Typical observation: the gap heuristic alone often halves the runtime on dense graphs; adding global relabel can give another 2–5×.


Best Practices

  • Always implement the gap heuristic — it is ~10 lines and routinely doubles speed.
  • Add global relabeling for large graphs — reverse BFS from t every O(V) relabels.
  • Use FIFO first, switch to highest-label only if profiling demands the O(V²√E) bound.
  • Use a current-arc pointer per vertex to avoid rescanning neighbor lists.
  • Validate with an Edmonds-Karp oracle on random small graphs, and assert max-flow == min-cut.
  • Pick a representation by density: matrix for dense/small, paired edge arrays for sparse/large.

Visual Animation

See animation.html for an interactive view.

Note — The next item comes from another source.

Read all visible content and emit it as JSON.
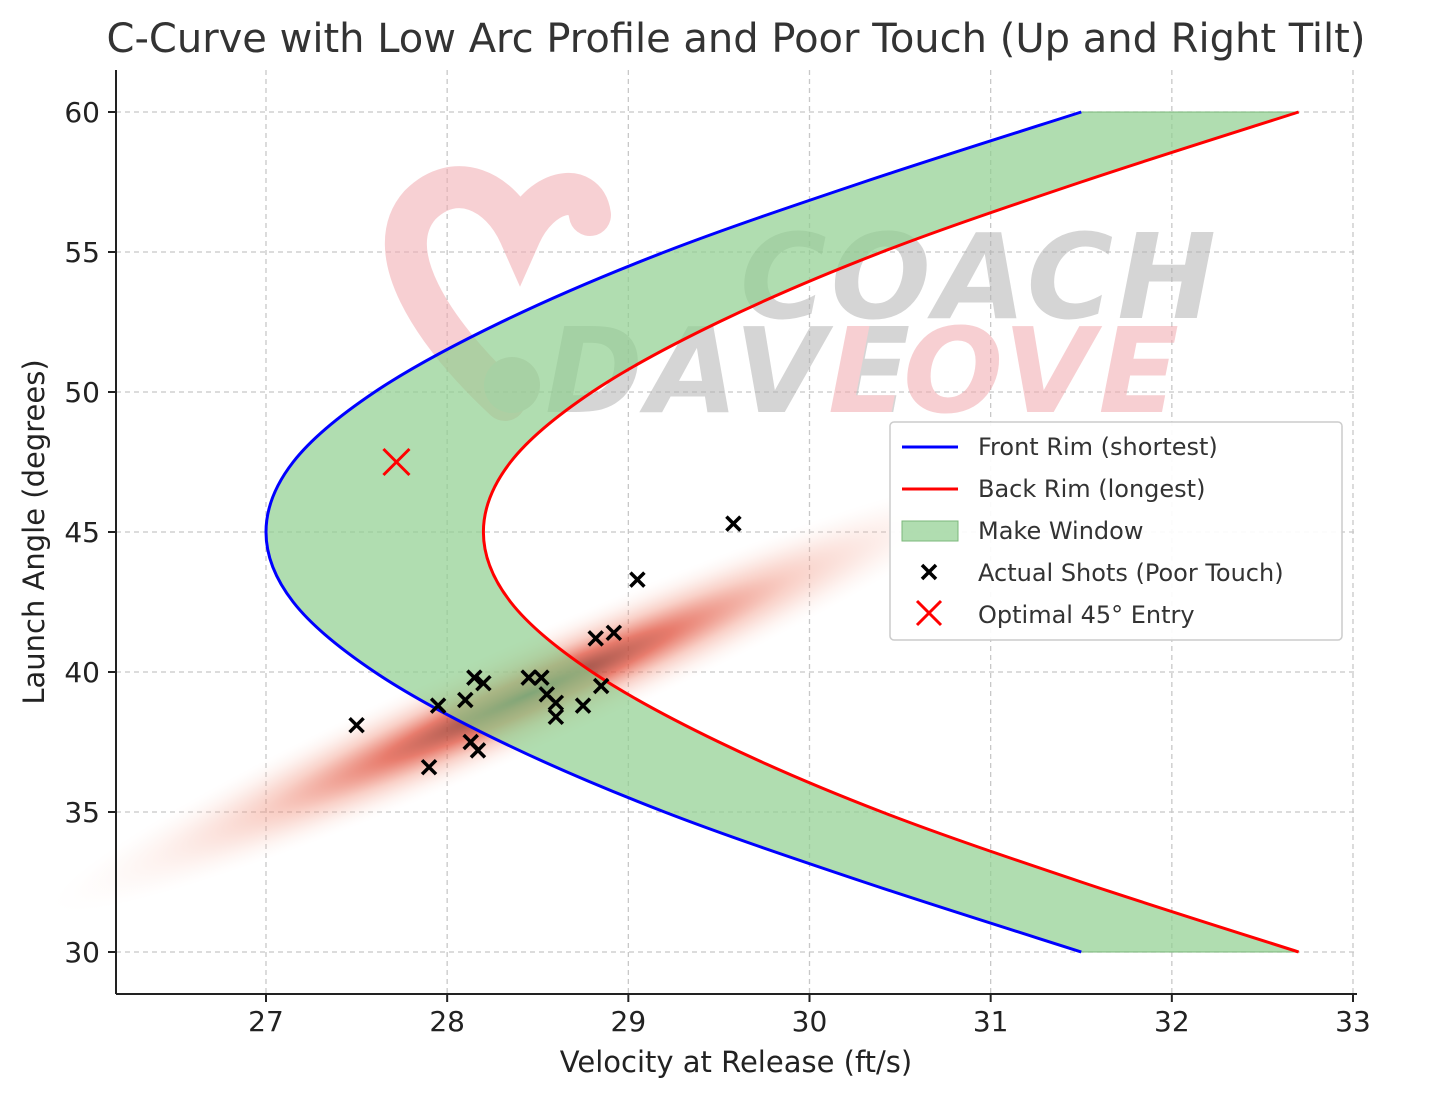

The middle-level animation includes: - Heights shown as vertical layers, so admissible edges visibly point downhill. - The gap heuristic firing: an empty level appears and a band of vertices jumps above it. - Excess badges shrinking to zero as the preflow becomes a valid flow. - The final min-cut highlighted after residual reachability from s.


Summary

Push-relabel's correctness rests on one invariant — h(u) ≤ h(v) + 1 on residual edges — which forces (a) no residual s→t path while heights are valid, and (b) heights bounded by 2V − 1, giving O(V²) relabels and O(VE) saturating pushes. Termination yields a maximum flow and a min-cut for free. The generic bound O(V²E) improves to O(V³) (FIFO) and O(V²√E) (highest-label), and the gap and global-relabeling heuristics make it the fastest practical max-flow on dense graphs and the natural choice when you need to parallelize. The deeper proofs and the highest-label implementation live in professional.md.